The doctors endorsed Hightower because, “Bill Hightower knows and understands the medical community and healthcare sector. He is the son of Dr. Billy M. Hightower, a healthcare pioneer in open-heart surgery for the Gulf Coast. As a state Senator, Bill Hightower stood up for not only doctors, nurses, and other health professionals, but for patients and their rights. And as a congressman, Bill Hightower will work with the medical community to improve our medical funding and services to help the people of coastal Alabama. He will work to innovate and develop better ways to deliver affordable and accessible care, so we can better serve our patients. We know Bill Hightower is committed to working to ensure we are better able to work to support our patients, to provide the care they want and deserve.”

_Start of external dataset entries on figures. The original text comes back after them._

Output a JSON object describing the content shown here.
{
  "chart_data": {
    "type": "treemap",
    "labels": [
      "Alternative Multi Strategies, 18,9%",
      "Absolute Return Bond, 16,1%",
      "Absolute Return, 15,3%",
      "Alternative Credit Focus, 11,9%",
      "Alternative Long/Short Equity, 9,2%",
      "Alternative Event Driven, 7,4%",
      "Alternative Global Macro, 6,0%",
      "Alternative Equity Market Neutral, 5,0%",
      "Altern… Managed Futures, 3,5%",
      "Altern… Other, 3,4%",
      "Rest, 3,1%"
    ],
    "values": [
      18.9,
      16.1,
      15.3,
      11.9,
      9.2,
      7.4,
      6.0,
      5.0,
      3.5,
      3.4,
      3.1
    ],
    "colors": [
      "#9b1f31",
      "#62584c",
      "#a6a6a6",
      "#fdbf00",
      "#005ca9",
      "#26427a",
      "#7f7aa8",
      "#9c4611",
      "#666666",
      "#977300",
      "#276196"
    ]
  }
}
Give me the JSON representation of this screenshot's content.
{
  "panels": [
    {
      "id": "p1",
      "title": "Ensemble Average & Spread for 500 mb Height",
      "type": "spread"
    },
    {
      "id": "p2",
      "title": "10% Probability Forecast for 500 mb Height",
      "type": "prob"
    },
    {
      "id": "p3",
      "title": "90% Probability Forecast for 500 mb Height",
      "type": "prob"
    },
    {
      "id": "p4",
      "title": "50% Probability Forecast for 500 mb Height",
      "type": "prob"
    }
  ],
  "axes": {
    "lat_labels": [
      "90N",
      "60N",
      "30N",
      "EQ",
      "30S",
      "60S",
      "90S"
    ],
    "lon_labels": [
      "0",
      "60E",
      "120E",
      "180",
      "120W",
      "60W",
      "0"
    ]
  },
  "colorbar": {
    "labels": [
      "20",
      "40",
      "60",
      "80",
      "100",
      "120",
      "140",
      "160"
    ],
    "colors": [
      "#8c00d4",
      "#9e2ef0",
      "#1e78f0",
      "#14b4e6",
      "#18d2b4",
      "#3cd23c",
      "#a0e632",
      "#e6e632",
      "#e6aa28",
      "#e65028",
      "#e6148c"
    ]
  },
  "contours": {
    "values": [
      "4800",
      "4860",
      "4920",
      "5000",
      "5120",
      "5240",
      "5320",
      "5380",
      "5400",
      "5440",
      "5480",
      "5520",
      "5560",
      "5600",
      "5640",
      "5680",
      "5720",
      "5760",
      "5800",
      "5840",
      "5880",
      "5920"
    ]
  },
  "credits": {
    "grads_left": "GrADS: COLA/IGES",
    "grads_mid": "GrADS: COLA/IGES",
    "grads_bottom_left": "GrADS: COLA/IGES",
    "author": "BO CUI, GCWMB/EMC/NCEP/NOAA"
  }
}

Hightower served in the Alabama Senate. He ran for the Republican nomination Governor in 2018 but lost to Gov. Kay Ivey, who went on to win her own term. Hightower has owned several small businesses in the South Alabama area. He worked for several large multi-national corporations before moving back to Alabama following 9-11. He has a bachelor’s degree from the University of South Alabama and a master’s from Vanderbilt University. He and his wife Susan have children and grandchildren.
Bill Hightower is running against Mobile County Commissioner Jerry Carl for the Republican nomination in the July 14 Republican primary runoff. The winner of the Republican nomination will face the winner of the Democratic Party primary runoff between Kiani Gardner and James Averhart.
Incumbent Republican Congressman Bradley Byrne is not seeking reelection.